Emotion has been a motivator of music since day one. Celebration of a successful hunt used to call for dancing and playing tribal drums around the night fire. Debussy used Claire de Lune to strike an emotional (and physical) chord with a girl named Claire. Justin Timberlake brought “Sexyback” to show us he was confident at the same time “What Goes Around… Comes Around” showed us that he’s open to hurt.
Artists — great ones — put honest emotion into their work. I’m reminded of a master class I attended with one of my favorite drummers, Jojo Mayer. The topic of expressing emotion or a feeling with only rhythm came up. He had me sit at a drum set and told me, “Play a solo, but here’s the rule: You can only use eighth notes,” so I did just that. He then sat down at the kit and said, “Now watch me do it,” and continued to play every subdivision from quarter note triplets to quintuplets.
“You see, it created a tension in you because the rhythms clashed,” Mayer said. “And also because I broke the rule.”
Like any form of art, the function of music is a medium for expression. What you hear when music is played are chords and melodies and rhythms that function together harmonically but are also designed to elicit a sympathetic emotional response.
Like a movie or a painting can be dark- or light-hearted, music can have a dark texture, or a saxophone player could have a dark tone. Music feels a certain way.
But what about rap? In conversations I had personally with Wynton Marsalis’s drummer Ali Jackson, he said, “Rappers? Come on, man. I know those dudes. Those m———-rs don’t know s–t,” speaking on the technical musical knowledge of rappers.
And it’s true, generally. Rappers don’t talk much about the awesome chord progressions you find in their music or the melodies they wrote, because they aren’t the ones who wrote them.
An interesting case study is the success of Drake. I don’t know much about Drake’s knowledge of music or his understanding of music theory, but what I do know is that it’s fortunate for Drake that he had whiz producer/audio engineer and catchy melody-writer Noah “40” Shebib to handle the harmonic and melodic feeling of his music.
In an interview with Fader, Shebib said, “Those were always my favorite joints. Even as a kid, I’ve been trying to force-feed R&B to rap music. Make rap more musical.”
What Drake and Noah have done, successfully I’d say, is infuse emotion into rap. They’ve melded the deep relatability of feeling and communicating an emotion with the accessibility of hip-hop, and created their own genre of R&B.
None of this is to say that rap and hip-hop can’t elicit emotion. Both genres have artists who can and do just that. What I’m talking about is specifically using the music, not the words, as a vehicle to convey the way an artist is feeling to his or her listeners. The rappers dictate the words, and they do it well, but I think it’s the audio engineers they have working with and for them who control the music.

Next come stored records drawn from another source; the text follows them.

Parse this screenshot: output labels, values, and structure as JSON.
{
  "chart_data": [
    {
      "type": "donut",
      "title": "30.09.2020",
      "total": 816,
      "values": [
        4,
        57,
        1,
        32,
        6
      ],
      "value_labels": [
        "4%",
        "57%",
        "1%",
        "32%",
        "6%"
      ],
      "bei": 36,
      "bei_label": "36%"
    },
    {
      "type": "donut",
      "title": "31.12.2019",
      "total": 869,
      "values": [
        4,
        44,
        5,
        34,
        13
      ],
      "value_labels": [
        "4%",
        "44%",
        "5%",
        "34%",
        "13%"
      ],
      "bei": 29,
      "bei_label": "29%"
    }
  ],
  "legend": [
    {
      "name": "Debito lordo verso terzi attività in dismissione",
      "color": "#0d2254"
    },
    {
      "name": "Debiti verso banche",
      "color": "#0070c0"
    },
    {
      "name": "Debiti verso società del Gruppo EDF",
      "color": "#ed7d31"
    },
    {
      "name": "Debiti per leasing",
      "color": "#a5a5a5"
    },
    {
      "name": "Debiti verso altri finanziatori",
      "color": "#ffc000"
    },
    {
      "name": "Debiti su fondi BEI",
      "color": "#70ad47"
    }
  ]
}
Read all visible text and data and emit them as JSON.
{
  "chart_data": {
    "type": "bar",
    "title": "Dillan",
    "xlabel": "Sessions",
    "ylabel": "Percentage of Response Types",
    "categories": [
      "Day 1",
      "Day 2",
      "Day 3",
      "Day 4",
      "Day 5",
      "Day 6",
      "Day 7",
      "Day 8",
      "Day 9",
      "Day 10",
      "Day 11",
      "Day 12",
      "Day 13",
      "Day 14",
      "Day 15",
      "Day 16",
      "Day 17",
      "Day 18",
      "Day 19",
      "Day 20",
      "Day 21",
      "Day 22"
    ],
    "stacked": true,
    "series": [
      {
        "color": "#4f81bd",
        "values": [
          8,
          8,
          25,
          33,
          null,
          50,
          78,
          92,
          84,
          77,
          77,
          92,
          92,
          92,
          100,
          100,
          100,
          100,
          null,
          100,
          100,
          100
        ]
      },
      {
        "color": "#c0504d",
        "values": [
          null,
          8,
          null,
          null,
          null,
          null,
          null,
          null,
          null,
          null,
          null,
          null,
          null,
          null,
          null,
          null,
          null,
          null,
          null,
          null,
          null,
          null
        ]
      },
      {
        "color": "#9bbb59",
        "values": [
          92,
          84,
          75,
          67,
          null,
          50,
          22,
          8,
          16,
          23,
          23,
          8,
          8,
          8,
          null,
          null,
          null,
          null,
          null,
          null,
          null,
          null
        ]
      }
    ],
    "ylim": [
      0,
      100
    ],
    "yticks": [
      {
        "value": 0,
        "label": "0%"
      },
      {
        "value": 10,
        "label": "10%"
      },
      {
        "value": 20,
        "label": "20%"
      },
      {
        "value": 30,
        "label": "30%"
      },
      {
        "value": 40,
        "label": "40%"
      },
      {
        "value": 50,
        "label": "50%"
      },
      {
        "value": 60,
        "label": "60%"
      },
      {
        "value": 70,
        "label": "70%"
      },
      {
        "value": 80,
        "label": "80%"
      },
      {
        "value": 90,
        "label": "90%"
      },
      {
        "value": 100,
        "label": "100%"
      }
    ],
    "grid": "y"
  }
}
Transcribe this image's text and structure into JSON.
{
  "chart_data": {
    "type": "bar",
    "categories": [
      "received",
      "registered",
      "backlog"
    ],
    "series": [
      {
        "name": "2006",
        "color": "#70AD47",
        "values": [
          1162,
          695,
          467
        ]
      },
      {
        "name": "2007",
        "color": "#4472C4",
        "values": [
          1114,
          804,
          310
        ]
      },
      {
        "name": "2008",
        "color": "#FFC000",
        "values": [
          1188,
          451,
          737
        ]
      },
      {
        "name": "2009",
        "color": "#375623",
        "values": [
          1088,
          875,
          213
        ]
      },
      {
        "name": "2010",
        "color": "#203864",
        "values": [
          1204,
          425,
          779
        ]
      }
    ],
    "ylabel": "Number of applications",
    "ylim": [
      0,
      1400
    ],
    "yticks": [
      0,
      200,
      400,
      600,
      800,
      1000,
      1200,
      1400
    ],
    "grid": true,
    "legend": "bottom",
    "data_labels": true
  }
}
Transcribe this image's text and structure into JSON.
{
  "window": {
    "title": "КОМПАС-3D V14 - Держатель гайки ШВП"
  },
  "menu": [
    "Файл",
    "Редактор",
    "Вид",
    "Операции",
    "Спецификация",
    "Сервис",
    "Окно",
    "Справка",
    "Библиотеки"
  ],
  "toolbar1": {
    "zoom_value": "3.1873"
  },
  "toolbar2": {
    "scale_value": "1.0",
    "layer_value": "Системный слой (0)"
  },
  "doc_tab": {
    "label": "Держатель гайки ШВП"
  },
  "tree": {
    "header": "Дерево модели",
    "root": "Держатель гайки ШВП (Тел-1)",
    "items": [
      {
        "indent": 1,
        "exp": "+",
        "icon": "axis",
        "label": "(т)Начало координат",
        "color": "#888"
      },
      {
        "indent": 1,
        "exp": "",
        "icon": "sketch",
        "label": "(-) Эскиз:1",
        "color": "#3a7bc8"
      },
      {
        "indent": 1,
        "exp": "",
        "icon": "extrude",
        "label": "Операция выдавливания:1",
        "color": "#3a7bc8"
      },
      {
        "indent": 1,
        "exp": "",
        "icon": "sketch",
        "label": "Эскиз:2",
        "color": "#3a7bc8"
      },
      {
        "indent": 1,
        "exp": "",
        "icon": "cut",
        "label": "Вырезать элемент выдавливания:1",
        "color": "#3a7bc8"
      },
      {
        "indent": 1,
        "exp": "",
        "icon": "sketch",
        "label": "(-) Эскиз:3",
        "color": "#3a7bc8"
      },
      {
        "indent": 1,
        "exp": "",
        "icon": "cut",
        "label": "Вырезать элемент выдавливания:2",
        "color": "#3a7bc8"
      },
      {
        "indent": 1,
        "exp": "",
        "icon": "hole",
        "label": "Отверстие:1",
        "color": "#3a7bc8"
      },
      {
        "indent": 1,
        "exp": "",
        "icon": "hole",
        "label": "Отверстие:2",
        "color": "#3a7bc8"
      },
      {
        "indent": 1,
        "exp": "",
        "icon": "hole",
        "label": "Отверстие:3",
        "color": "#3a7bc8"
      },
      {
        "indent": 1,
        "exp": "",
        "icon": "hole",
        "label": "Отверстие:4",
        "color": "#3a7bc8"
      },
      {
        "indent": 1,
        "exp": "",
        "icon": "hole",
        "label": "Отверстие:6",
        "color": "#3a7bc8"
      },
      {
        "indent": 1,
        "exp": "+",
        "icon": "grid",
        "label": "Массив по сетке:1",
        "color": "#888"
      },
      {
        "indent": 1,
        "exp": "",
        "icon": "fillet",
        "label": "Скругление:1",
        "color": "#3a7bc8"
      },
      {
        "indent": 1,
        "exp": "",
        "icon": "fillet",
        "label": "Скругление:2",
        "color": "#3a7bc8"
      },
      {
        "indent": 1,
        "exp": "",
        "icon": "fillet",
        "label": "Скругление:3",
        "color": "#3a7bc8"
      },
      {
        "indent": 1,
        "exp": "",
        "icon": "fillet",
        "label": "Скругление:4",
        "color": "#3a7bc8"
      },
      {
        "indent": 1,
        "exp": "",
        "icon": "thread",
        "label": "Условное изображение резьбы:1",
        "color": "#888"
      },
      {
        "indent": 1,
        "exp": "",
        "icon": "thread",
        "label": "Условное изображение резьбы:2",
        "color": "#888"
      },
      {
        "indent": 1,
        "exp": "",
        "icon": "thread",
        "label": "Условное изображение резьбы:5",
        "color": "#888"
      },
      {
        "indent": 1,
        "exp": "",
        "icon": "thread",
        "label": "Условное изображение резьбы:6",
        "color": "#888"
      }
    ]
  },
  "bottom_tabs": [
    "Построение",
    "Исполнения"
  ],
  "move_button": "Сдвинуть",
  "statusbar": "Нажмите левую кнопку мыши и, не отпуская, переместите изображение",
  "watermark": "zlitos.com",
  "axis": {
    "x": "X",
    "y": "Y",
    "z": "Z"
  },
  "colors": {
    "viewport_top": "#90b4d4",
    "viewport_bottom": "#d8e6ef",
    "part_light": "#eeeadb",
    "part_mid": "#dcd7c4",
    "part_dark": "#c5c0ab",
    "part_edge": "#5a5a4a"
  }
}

But it seems to be working out. Lil Wayne, close friend and mentor to Drake, even included the almost ballad-like “How to Love” on his most recent album, among tracks named “Two Shots” and “Blunt Blowin’.”
Rap and hip-hop are both music. Where the actual musical credit is due though, I think that question is less easily answered.
I’ll leave you with this — if you saw Lil Wayne play guitar on SNL, or anywhere else, you know he isn’t a musician. I’m a fan of his music, and I know that he’s an incredibly intelligent human being, but so far as a fantastic musician? I’d be willing to say that he’s a hell of a poet.